In een kort geding dat zich bij de Rechtbank Amsterdam afspeelde stelt de Voorzieningenrechter op vordering van Schelstraete duidelijke grenzen aan de erkenning van een Amerikaans vonnis. De Voorzieningenrechter heft grotendeels op de door de Amerikaanse partijen ten laste van de client van Schelstraete (een Nederlandse partij) gelegde conservatoire beslagen in aanloop naar de bodemprocedure ex artikel 431 Rv.
In deze zaak ging het om ten behoeve van de beoogde erkenning en tenuitvoerlegging van een Amerikaans vonnis uit 2000 in Nederland gelegde conservatoire beslagen. In de Amerikaanse zaak verklaarde de Amerikaanse rechter zich bevoegd op grond van de zgn. Tennessee long-arm statute. Onder deze wetgeving heeft een Tennessee-gerecht rechtsmacht in geval een onrechtmatige daad is begaan buiten de staat Tennessee en de daaruit voortkomende schade wordt geleden binnen de staat, de onrechtmatige daad en de schade worden dan onscheidbaar geacht en daaruit volgt de rechtsmacht van Tennessee. Na 18 jaar wordt de erkenning en tenuitvoerlegging van het Amerikaanse vonnis gevorderd en met het oog daarop worden conservatoire beslagen gelegd.
De Voorzieningenrechter heft beslagen die het compensatory element van het Amerikaanse vonnis te boven gaan op. De Amerikaanse federale post judgement rente komt naar het voorlopig oordeel van de Voorzieningenrechter evenmin in aanmerking voor de tenuitvoerlegging in Nederland. Deze rente werd in het Amerikaanse vonnis niet toegewezen en maakt dus niet zonder meer deel uit van de gevraagde tenuitvoerlegging op de voet van artikel 431 Rv.

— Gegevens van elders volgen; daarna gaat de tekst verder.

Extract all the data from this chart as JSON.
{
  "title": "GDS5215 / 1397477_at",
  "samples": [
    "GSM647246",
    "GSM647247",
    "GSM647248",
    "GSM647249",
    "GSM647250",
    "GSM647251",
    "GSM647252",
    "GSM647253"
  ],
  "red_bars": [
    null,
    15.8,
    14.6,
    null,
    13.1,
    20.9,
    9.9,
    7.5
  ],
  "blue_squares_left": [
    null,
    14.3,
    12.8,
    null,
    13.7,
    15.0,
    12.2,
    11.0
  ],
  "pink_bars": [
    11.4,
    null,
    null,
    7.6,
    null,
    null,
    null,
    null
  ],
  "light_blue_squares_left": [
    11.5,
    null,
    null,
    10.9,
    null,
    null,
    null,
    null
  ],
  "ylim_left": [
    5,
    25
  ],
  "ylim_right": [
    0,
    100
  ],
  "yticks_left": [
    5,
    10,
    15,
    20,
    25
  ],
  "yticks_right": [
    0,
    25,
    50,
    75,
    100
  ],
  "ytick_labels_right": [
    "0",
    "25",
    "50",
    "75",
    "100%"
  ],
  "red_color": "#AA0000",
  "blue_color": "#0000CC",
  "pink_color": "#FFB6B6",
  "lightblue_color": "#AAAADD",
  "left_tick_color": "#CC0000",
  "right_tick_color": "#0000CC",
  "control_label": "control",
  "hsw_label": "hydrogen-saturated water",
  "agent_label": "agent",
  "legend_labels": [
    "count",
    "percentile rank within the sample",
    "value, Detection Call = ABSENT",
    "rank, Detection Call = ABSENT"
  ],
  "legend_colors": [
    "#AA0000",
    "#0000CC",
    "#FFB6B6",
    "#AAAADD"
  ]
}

Ook wat betreft het punitive damages element van het Amerikaanse vonnis maakt de Voorzieningenrechter duidelijk dat deze onverenigbaar zijn met de beginselen van het Nederlandse aansprakelijkheidsrecht. De punitive damages beliepen in dit geval 100 procent van het schadebedrag. Erkenning van de veroordeling op dit punt zou leiden tot toekenning van een bovenmatige schadevergoeding tot een hoogte die in strijd is met het Nederlandse aansprakelijkheidsrecht. Dit is in strijd met de Nederlandse rechtsorde.
Het oordeel van de Voorzieningenrechter is interessant omdat eerder een andere Voorzieningenrechter van de Rechtbank Amsterdam anders oordeelde hetgeen overigens door het hof werd bekrachtigd (ECLI:NL:GHAMS: 2013:4178). Naar de mening van de Voorzieningenrechter gaat die vergelijking echter niet op alleen al niet omdat het daar niet ging om een excessief hoog bedrag. In de voetsporen van het Duitse Bundesgerichtshof acht de Voorzieningenrechter een 1 op 1 verhouding compensatory / punitive damages excessief.
Deze zaak krijgt een vervolg. Een van de vragen die de bodemrechter zal moeten beantwoorden is of de long-arm jurisdiction een bevoegdheidsgrond betreft die naar internationale maatstaven algemeen aanvaardbaar is.
Client van Schelstraete werd in deze zaak bijgestaan door mr. Zitman, mr. Wawrzyniak en mr. Schelstraete.